Some consider Leaving Las Vegas a romance, but I'd say it's about a connection deeper and less flimsy than that, almost primeval. A connection that allows Ben and Sera to act like themselves without the need to pretend or to hide something in themselves they don't want or need others to see. They show their true selves, true intentions, innards, and find their souls in each other.
According to Erin, John's sister, he was a devout atheist, but Erin notes the presence of religious icons in his works and suggests he might have been thinking about spirituality during his last years. Erin considers Sera a shortened form of a seraph. Seraphim are the highest form of heavenly beings in Christianity and caretakers of God's throne, and Pseudo-Dionysius the Areopagite's description of seraphim in The Celestial Hierarchy is actually very relevant to Sera and how she's portrayed in relation to Ben:
"The name seraphim clearly indicates their ceaseless and eternal revolution about Divine Principles, their heat and keenness, the exuberance of their intense, perpetual, tireless activity, and their elevative and energetic assimilation of those below, kindling them and firing them to their own heat, and wholly purifying them by a burning and all-consuming flame; and by the unhidden, unquenchable, changeless, radiant and enlightening power, dispelling and destroying the shadows of darkness."

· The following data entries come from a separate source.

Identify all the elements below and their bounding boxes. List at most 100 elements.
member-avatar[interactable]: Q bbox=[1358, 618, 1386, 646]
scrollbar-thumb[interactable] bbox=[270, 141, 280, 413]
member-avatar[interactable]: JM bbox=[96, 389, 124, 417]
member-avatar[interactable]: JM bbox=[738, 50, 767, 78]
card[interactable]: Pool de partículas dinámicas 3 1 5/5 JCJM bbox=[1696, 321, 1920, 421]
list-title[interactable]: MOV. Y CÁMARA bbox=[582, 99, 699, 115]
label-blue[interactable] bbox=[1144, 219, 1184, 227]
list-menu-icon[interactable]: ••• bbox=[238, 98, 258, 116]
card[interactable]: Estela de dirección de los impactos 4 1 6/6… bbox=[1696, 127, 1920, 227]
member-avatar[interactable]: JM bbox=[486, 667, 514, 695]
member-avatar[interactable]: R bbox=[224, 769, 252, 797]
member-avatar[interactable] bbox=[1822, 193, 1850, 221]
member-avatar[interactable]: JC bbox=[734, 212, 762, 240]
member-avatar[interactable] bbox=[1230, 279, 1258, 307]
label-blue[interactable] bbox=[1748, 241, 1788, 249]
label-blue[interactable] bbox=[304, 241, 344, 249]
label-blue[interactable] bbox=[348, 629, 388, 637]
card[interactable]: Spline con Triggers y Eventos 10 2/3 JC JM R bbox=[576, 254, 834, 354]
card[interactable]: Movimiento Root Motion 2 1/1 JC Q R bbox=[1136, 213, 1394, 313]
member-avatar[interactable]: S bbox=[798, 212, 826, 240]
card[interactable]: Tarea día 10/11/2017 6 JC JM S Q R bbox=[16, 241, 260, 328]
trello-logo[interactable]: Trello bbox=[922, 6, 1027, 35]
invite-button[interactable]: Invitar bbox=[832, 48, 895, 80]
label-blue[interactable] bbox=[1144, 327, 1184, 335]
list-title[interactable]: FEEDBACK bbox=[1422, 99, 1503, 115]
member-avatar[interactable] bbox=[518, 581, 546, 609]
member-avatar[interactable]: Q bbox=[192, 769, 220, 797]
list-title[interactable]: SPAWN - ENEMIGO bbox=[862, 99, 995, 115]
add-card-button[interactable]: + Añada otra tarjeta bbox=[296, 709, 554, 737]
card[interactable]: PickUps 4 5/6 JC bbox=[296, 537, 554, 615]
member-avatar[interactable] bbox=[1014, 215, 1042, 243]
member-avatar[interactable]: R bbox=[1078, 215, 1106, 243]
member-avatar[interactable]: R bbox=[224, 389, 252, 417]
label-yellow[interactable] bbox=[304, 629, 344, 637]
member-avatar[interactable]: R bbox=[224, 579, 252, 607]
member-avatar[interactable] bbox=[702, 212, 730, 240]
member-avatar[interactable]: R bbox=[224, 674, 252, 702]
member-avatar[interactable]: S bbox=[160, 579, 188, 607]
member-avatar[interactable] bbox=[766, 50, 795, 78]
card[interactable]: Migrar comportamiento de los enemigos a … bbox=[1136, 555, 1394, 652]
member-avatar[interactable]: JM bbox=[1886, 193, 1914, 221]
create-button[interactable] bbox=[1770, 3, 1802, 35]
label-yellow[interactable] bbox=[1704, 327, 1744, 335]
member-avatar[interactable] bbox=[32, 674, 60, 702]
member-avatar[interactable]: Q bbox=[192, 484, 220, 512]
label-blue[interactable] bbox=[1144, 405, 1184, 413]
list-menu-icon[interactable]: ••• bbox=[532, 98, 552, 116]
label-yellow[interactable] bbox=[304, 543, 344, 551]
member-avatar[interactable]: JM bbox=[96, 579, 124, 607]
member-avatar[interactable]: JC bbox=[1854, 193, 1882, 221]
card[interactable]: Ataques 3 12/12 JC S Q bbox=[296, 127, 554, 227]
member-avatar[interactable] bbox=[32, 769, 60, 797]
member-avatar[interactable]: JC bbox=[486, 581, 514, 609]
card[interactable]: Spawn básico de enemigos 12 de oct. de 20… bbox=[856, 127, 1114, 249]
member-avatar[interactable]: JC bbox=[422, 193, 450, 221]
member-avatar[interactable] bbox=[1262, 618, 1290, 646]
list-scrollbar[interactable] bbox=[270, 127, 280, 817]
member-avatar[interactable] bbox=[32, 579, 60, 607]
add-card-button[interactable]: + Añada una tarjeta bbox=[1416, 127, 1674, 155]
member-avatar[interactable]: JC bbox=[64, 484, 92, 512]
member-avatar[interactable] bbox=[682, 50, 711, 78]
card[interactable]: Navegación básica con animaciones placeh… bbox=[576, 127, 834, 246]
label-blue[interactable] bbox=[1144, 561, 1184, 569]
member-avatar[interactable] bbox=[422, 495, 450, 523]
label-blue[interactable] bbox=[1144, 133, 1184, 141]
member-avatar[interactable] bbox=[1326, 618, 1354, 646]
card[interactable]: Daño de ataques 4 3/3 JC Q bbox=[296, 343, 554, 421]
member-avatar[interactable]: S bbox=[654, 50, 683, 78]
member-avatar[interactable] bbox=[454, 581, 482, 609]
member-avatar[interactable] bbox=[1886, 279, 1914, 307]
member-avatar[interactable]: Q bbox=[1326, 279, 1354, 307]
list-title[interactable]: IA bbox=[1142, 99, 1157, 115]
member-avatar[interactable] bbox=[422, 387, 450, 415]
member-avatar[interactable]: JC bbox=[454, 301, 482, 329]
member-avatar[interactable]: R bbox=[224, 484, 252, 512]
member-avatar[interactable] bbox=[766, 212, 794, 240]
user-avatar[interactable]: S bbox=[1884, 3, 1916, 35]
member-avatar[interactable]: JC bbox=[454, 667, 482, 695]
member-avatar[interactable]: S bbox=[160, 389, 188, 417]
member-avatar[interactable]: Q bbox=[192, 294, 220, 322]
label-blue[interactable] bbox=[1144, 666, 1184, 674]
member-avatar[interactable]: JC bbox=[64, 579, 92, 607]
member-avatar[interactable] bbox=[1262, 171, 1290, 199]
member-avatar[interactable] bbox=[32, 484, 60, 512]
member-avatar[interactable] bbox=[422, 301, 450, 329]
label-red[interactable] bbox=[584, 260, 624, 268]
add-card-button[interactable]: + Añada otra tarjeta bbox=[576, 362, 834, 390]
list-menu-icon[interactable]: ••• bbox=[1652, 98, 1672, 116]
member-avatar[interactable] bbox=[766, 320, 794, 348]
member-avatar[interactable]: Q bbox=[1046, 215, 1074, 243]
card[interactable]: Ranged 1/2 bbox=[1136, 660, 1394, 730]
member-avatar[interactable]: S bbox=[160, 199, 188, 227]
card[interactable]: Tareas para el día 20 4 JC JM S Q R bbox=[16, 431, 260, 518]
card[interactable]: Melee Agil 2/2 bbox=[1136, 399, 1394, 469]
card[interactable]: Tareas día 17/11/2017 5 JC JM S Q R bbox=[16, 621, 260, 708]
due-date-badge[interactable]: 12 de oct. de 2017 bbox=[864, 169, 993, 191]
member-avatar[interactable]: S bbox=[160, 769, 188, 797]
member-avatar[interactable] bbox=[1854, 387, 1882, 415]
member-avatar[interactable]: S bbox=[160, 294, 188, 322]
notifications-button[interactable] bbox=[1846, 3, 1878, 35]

Although Ben's journey feels like an endless period of wandering, Sera is there to unconditionally make it a little brighter and meaningful. O'Brien doesn't lower himself to preaching a moralistic lesson about salvation, but instead challenges to think about an alternative path. In the end, Sera and Ben accept each other's actions and understand, sometimes even without words, what the other needs. It's the kind of companionship not everyone are able to experience in this life.
Ben's motivations are largely left unexplained, and it's the lack of easy answers that makes the novel so involving and full of life. Knowing where all's going to end up is painful, but there's comfort in knowing that Ben has had the chance to live on his own terms and spend his last moments with someone like Sera. For those who are willing to see it, there are moments of beauty along the way, but they're just masked with the lights of strip joints and the stench of a stale casino carpet.
We can never know what O'Brien would have thought about the movie adaptation, but in my opinion it does justice to his work. For one, the cinematography is gorgeous. It's like the visual equivalent of the feeling you get when you're reading the novel. Obviously, the book delves a little deeper and the relationship between Ben and Sera is probably more fleshed out, but otherwise the movie is very much worth two hours of anyone's life.
Originally, I slapped a four star rating on this, but my undying love of slow-burn stories has struck again, and so the amount of days I have thought about this since I read it warrants a full-blown five stars. A very rare occurrence with me, I might add.